Julien Bayou in “Le Monde”, from Black Thursday to Vert de rage

LThe withdrawal and the “media silence” announced by his entourage on September 20 did not last long. Six days later, Julien Bayou resigned from his post as national secretary of Europe Ecologie-Les Verts. The ex-ecologist boss lamented in a press release, Monday, September 26, to be “accused of facts which [lui] are not presented, of which [ses] accusers say they are not criminally reprehensible, and whose [il] can’t[t] not [se] defend since we refuse to [l]’To hear. It’s Kafka in the age of social networks. »

His statement does not dissipate the thick fog around the facts of which he is accused, after his public questioning, a few days earlier, by Sandrine Rousseau on the set of the program “C à vous”. Bayou’s lawyer, M.e Marie Dosé, assured, Monday during a press conference, that her client “has never exercised the slightest psychological violence towards his companions”, denouncing a “vulgar unpacking” and “the instrumentalization of the just fight against sexual and gender-based violence for political ends”, two months from the EELV congress. With this departure, the former leader of the Greens puts an end, as he underlines in his press release, to “more than nine years of commitment in the direction of the movement”.

“I looked for the party or the union where I could get involved, but I have not yet found the shoe that suits me. » Julien Bayou, in 2008

For a long time, Julien Bayou campaigned on the sidelines of parties. On November 12, 2008, in a “Campus” supplement to the World titled “What have student leaders become? », François Schott paints the portrait of a 28-year-old young man who “made itself the spokesperson for underpaid trainees by creating Génération précaire and for students who were victims of rising rents by founding Jeudi noir”.

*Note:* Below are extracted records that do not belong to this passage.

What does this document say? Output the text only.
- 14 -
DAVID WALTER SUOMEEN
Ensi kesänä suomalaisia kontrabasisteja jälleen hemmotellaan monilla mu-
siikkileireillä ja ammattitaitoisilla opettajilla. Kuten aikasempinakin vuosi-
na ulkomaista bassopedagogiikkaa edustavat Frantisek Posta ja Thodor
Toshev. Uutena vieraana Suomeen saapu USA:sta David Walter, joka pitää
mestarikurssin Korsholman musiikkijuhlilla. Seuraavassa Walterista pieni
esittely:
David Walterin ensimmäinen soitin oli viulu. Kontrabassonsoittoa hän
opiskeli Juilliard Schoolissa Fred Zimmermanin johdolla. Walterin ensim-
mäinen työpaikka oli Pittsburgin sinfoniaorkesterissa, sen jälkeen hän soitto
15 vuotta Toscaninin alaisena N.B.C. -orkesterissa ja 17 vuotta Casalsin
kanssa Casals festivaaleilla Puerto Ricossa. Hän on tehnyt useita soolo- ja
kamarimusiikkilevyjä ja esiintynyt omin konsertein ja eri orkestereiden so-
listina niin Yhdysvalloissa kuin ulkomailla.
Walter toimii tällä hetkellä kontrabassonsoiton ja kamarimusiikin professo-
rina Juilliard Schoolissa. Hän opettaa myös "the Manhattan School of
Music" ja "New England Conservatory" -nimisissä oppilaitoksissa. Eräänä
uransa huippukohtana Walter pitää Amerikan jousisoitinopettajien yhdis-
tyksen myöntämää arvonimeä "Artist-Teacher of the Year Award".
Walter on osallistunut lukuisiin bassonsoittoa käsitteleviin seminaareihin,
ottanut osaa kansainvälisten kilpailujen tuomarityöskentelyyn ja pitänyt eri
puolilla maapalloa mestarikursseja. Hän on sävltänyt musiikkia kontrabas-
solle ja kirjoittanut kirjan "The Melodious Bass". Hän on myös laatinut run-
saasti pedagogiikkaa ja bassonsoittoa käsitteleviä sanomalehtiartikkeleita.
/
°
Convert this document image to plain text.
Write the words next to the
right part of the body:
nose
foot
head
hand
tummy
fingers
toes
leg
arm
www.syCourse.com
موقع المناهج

Son of very committed sixty-eighters, Julien Bayou, after studying economics in Strasbourg then at Sciences Po Paris, then worked for a coordination of NGOs. But “a new kind of activist” confides to the journalist that he feels more useful in his associative activities. “To implement his ideas, writes François Schott, it also envisages a political commitment. “It would be an extension of my militant action. I looked for the party or the union where I could get involved, but I haven’t yet found the shoe that suited me”, he regrets. »

Punching actions

Julien Bayou is then part of this new generation of “supporters of militant laughter”, abstract The World Magazine in September 2009. Young people, “committed facetious”, followers of punching actions and active on the Internet – “it’s in a cybercafé that Julien Bayou makes an appointment”, notes Hubert Prolongeau. These new activists have “the same desire to shake things up, the same ideas (to resist capitalism rather than to belong to a party), the same awareness of the importance of the media and the same desire to have fun”.